PR/Marketing Podcasts

April 2, 2011 at 3:12 pm (Comm 4333 Topics of the week)

For this week I decided to first begin listening to the For Immediate Release podcast. After about eight minutes of that I was so bored that I moved on to another podcast that appealed to me because it was made by students. PRStudCast was much more lively like a conversation going back and forth between the student interviewee and two PR and Marketing professionals. I feel that I learned way more from listening to this podcast than I did with the first.

I choose to listen to the new year’s podcast because it was the longest, and the most broad of a topic to discuss for this assignment. The professionals happened to discuss their new year’s resolutions. One had expressed that they wanted to find more time to increase learning activities instead of having uncreative experiences with peers through social media sites such as Twitter and Facebook. She also expressed that she needed to find a limit to where she knew it was time to step away from social media because it is easy to get burnt out of these networking sites.

Both professionals agreed that it was their ultimate goal to make sure the different industries understand the importance of PR. For this reason, it is incredibly important to improve existing relationships and new relationships in an effort to reach out these companies.

After listening to these podcasts, I have really gained a new understanding of the importance of a constant stream of communication from both parties. Most of the PR podcasts have to do with brainstorming on how to have better communication with clients and each other in the workplace.
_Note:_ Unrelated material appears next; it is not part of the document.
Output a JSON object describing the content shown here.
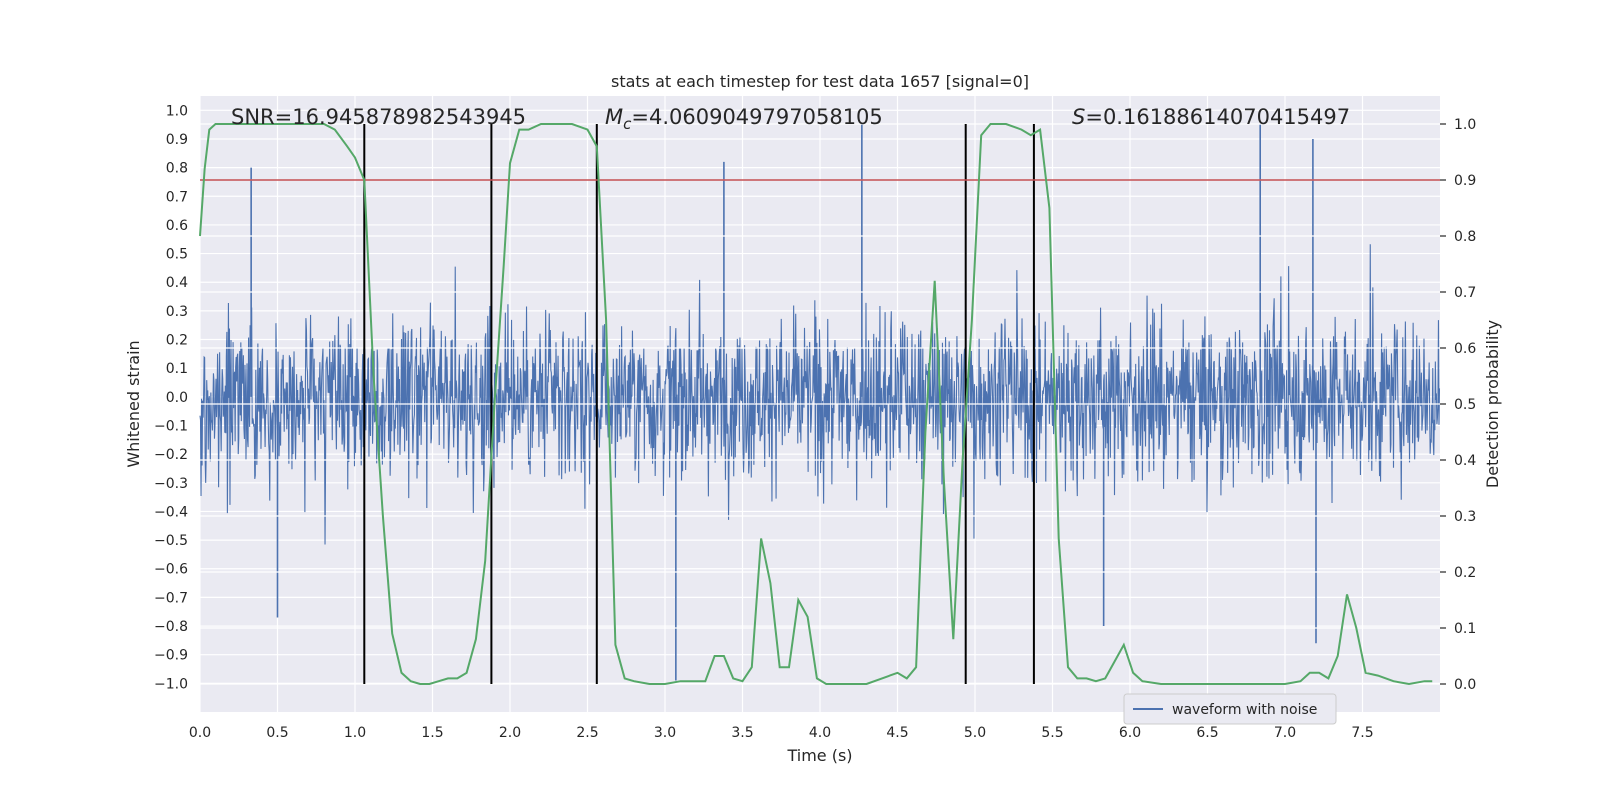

I would like to stumble upon a PR/Marketing podcast concerning how PR professionals ended up in the field they are in and what exactly is the every day life like. I would like a wide variety of jobs and an explanation of how it is perfect for them. I feel uneducated in the different field options that a communications major has. This would be very beneficial to me.



  1. Shel Holtz said,

    Sorry you found FIR boring. We’ll see what we can do to liven it up after our next listener survey. We ask our listeners every two years about the show and have always made considerable changes based on that feedback. Of course, we’re not trying to appeal to students, but working practitioners.

    There used to be a great student podcast called Forward (if my memory serves). Paull Young was one of those involved with it. Problem was, everybody graduated and went to work, and the podcast was abandoned. What I’d like to see is a student-produced podcast that is handed over to a new generation of students every couple years, much as Inside PR ( wasn’t simply abandoned when the co-hosts grew weary of producing it; they found replacements to take it over.

    So here’s my challenge to you: Find a couple other PR students (from anywhere — you can find thousands of them at PR Open Mic), start a podcast (listen to some old episodes of Forward for inspiration) and get a succession plan in place. The beauty of podcasting is that you don’t need to wait for someone else to produce something useful to you. You can do it yourself. And if you let me know where your podcast can be found, Neville and I will promote the hell out of it on FIR.

    • donna papacosta said,

      I’m not surprised to see such a gracious comment from Shel Holtz, and I hope the students take him up on his suggestion regarding the student PR podcast.

      As for FIR being boring — well, I suppose it depends on your point of view. As a longtime communications practitioner, I find FIR to be an interesting MUST-LISTEN podcast. I learn something every week from co-hosts Shel Holtz and Neville Hobson, plus Dan York and the other contributors.

  2. NathanCasper said,

    Welcome to the world of Blogger relations. Consider this your trial by fire.

    You’ve got about a hundred anxious Twitterites waiting to see Shel Holtz’ comments on your blog… and you’re slow with the moderation. Blogger-types and Twitterers are not tremendously patient individuals. Next time you call a social media titan boring, you might want to be prepared for the backlash and ready to keep up with the wave of public interest.

    You’re in 4333, so you’ll probably be in the industry soon. Take it from me, a recent PR grad, this blogger-relations lesson could be the most important thing you learn during your time in school.

    Good luck!

  3. ang4546 said,

    Wow, I didn’t expect all this. This assignment was required and I’m sorry that I didn’t catch the meat of the information in the podcast. Obviously I am not seasoned in this industry, and maybe I should start with baby steps when it comes to listening to PR professional podcasts.